Now we can put it all together to run an epoch:

In [None]:
#Trains network over all training examples passed to it
def train_epoch(inputs, outputs, W1,b1,W2,b2,W3,b3, LR=0.001):
    loss_array = [] #So we can calculate the average loss over the epoch
    
    for i in range(len(inputs)):
    
        grad_W1,grad_b1,grad_W2,grad_b2,grad_W3,grad_b3,loss = calc_gradients(inputs[i],outputs[i], W1,b1,W2,b2,W3,b3)
        W1,b1,W2,b2,W3,b3 = update_weights(grad_W1,grad_b1,grad_W2,grad_b2,grad_W3,grad_b3, W1,b1,W2,b2,W3,b3,LR)
        loss_array.append(loss)
    
    average_loss = np.average(loss_array)
    
    return(W1,b1,W2,b2,W3,b3,average_loss)

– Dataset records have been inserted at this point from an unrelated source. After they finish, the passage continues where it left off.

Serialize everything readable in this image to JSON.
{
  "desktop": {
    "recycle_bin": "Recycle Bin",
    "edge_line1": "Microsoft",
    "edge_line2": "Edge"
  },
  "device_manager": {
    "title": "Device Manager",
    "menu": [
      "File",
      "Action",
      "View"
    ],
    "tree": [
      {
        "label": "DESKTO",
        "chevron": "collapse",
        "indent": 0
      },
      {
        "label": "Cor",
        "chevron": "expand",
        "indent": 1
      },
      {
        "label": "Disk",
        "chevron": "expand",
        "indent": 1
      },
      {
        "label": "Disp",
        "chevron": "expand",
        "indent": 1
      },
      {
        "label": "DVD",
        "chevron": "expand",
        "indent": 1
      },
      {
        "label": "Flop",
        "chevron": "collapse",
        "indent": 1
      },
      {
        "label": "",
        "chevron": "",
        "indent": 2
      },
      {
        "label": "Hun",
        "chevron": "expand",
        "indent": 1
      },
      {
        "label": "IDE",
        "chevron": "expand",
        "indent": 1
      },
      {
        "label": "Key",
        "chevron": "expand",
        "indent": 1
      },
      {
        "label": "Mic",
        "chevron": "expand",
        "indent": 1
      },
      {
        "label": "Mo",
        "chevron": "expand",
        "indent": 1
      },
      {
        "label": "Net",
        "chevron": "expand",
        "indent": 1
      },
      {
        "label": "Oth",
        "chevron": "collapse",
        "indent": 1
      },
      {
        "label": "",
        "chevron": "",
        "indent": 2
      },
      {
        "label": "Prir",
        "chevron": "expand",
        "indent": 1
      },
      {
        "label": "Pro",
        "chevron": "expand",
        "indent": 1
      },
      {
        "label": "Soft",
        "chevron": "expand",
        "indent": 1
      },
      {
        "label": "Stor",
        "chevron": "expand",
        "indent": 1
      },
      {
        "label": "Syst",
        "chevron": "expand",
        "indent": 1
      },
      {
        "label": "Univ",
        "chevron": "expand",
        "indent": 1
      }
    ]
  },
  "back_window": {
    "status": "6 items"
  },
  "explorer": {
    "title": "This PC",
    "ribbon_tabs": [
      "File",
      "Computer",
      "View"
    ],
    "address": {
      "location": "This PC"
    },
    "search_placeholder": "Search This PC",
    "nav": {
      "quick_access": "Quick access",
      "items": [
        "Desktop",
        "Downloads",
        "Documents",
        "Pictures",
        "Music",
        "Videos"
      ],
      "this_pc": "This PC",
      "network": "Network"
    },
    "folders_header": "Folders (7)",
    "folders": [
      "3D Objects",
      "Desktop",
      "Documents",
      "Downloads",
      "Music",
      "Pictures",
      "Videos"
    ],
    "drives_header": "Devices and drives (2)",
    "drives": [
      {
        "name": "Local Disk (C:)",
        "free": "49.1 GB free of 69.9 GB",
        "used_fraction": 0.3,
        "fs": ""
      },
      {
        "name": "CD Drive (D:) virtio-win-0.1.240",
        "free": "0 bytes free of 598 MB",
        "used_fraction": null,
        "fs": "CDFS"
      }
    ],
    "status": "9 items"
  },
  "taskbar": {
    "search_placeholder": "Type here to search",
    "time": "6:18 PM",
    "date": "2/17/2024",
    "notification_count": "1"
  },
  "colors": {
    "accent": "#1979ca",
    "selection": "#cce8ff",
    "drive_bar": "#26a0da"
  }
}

Now we have everything complete. A way to calculate the output of the network, to calculate the loss and the gradients, a way to update the weights and biases based on the gradients, and to repeat this over all elements in a training set. 

Let's now test the network to see if it works:


In [None]:
#Create and Initialize Network - Input size is 5, hidden layers are 4 nodes each and output size is 1
W1,b1,W2,b2,W3,b3=create_network(5,4,4,1)

#Generate Training Data - 1000 examples
train_inputs, train_outputs = generate_training_data(1000)

#Run for 20 epochs

for i in range(20):    
    W1,b1,W2,b2,W3,b3,average_loss = train_epoch(train_inputs,train_outputs,W1,b1,W2,b2,W3,b3, 1e-5)
    print('Iteration',i+1, 'Average Loss = ', average_loss)

#Test Performance
print('TESTING:')
print('Answer should be approx. 15', forward_propagate([1,2,3,4,5], W1,b1,W2,b2,W3,b3))
print('Answer should be approx. 10', forward_propagate([2,2,2,2,2], W1,b1,W2,b2,W3,b3))
print('Answer should be approx. 35', forward_propagate([9,8,7,6,5], W1,b1,W2,b2,W3,b3))

Iteration 1 Average Loss =  4.84202027787
Iteration 2 Average Loss =  2.72612892029
Iteration 3 Average Loss =  1.90244051062
Iteration 4 Average Loss =  1.37024288937
Iteration 5 Average Loss =  1.01463595841
Iteration 6 Average Loss =  0.771248255931
Iteration 7 Average Loss =  0.601586531267
Iteration 8 Average Loss =  0.481555952391
Iteration 9 Average Loss =  0.395572901667
Iteration 10 Average Loss =  0.333315056903
Iteration 11 Average Loss =  0.287822472307
Iteration 12 Average Loss =  0.254338425036
Iteration 13 Average Loss =  0.229577717575
Iteration 14 Average Loss =  0.211252881393
Iteration 15 Average Loss =  0.19776146897
Iteration 16 Average Loss =  0.18797683016


It wprks! A neural network has been built from scratch. Performance could surely be improved by optimizing learning rate and/or running for a greater number of epochs, but the principle has been proven.